The iShares MSCI Mexico Capped ETF (NYSEArca: EWW) is down 5.4% this year as the lone dedicated Mexico exchange traded fund has been pressured by the slumping peso, prompting investors to make EWW the worst Latin America single-country ETF in terms of lost assets to start 2016.

Mexico is at risk as its reserve coverage ratio, or foreign exchange reserves divided by its funding gap, is just 1.6 years, which is less than the seven years of Russia, another oil exporter.
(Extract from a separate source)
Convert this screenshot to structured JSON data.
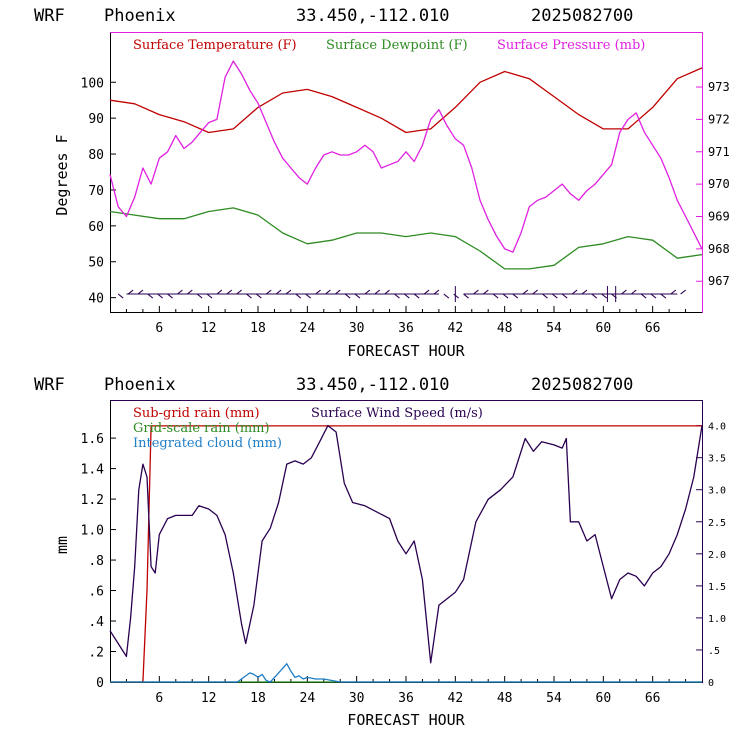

Additionally, Mexico is constrained by its near-zero real interest rate, leaving little room to cut rates if its economy weakens.

According to JPMorgan Asset management, Colombia and Mexico are now members of the so-called fragile five group of emerging markets, edging out Brazil and India, reports Steven Johnson for the Financial Times.

However, there are reasons to believe that Mexico could be perhaps the most reliable Latin American investment destination in 2016.

“Data show Mexico’s private consumption fell by a seasonally-adjusted 0.2% month-over-month in November, implying the annual rate of change slowed. But using data not adjusted for seasonal factors, private consumption increased 3.9% year over year as expected, and that was the fastest rate in five months,” reports Dimitra DeFotis for Barron’s, citing Citigroup research.